Eventually, humans moved across nearly all of the earth's landscapes, including rainforests, deserts, tundra, ice, oceans, and mountains. Scholars speculate that their upright stance and large brains assisted humans in developing the means and the strategies to move over long distances. These same features enabled humans to overcome environmental and physical barriers in a variety of landscapes, and to adapt successfully to the social, political, and ecological realities of their new homes. The result has been the expansion of the species from a mere ten thousand to twenty thousand individuals at the beginnings of human migrations to more than six billion individuals today.


Time Period: Foundations

The major feature of world populations through time is their increasing numbers. It is likely that many early human migrations resulted from the pressure of such demographic increases on limited food resources; disease, drought, famine, war, and natural disaster figure among the most important causes of early human migrations. Approximately 100,000 years ago, the first migrations of Homo sapiens out of their African homeland likely coincided with the ability to use spoken language and to control fire. Over the next 87,000 years humans migrated to every continent, encompassing a wide variety of natural environments. The Americas were the last continents to be reached by Homo sapiens, about 13,000 years ago.

AP Themes:

  • Explores interactions in economies and politics because conflict between peoples was likely one of the reasons early humans migrated away from their homelands.
  • Examines change and continuity by focusing on global changes in human population distribution in the Foundations period.
  • Discusses technology, demography, and environment by looking at the ways in which technologies such as fire were critical to changing global human demography. In turn, these changes had profound effects on natural environments.

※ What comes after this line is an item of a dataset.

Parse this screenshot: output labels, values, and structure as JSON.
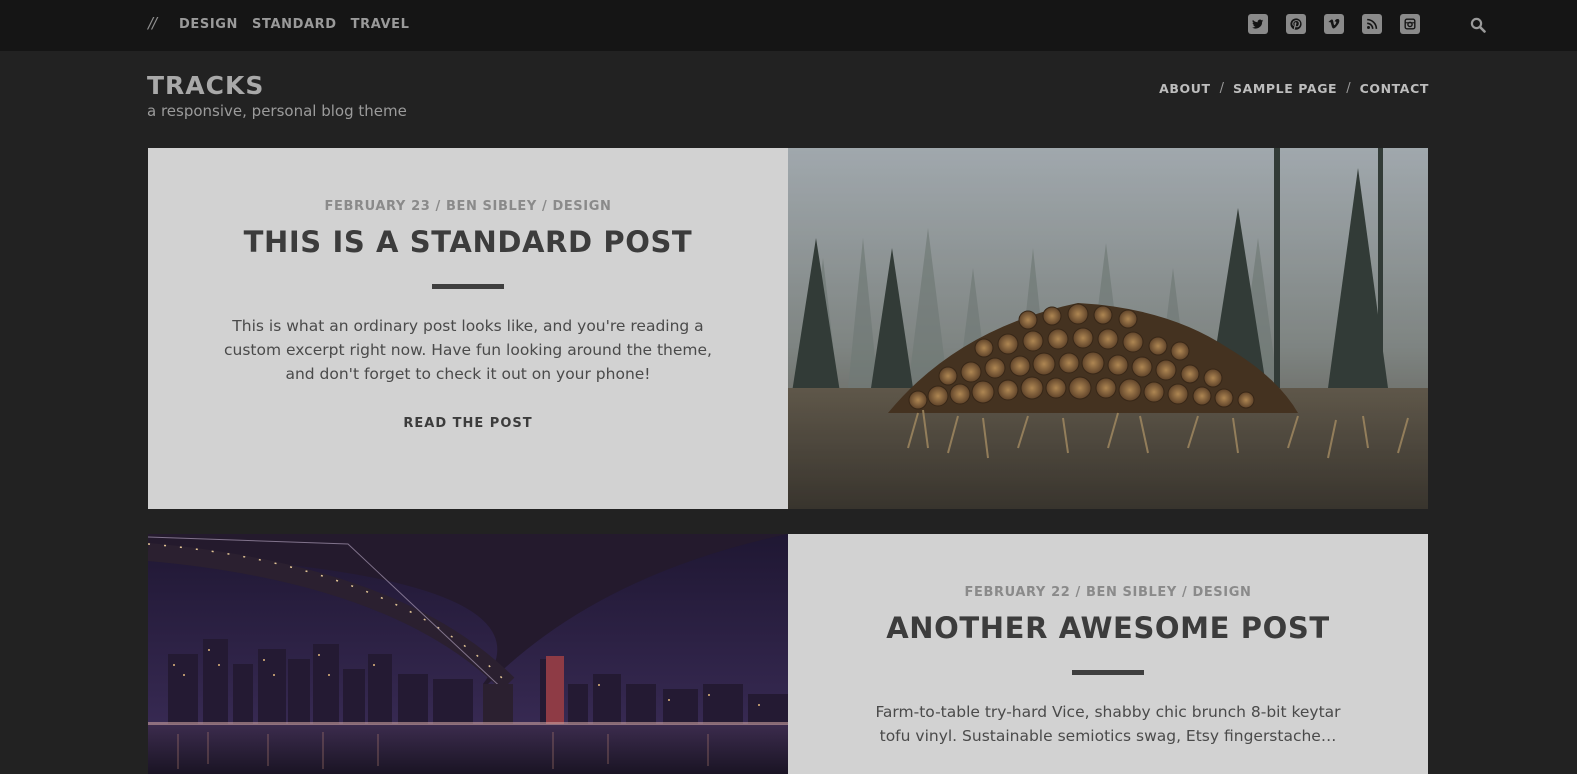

  • Question 1: How and why did early humans migrate out of Africa and across the earth's varied landscapes?
  • Question 2: What kinds of evidence do scholars use to trace the paths of early human migrations?
  • Question 3: How can contemporary people's creation myths and spoken language give scholars clues about the paths of early human migrations?
  • Question 4: Early humans moved across the earth's landscapes in response to the challenges and opportunities posed by the environment. Global migration continues today. How have the reasons for human migration changed over time?


How is this topic related to Increasing Integration?

All humans are linked through their common origins in Africa.

How is this topic related to Proliferating Difference?

Since the time humans began to migrate out of Africa 100,000 years ago, human populations have developed different myths, languages, cultures, and physical features.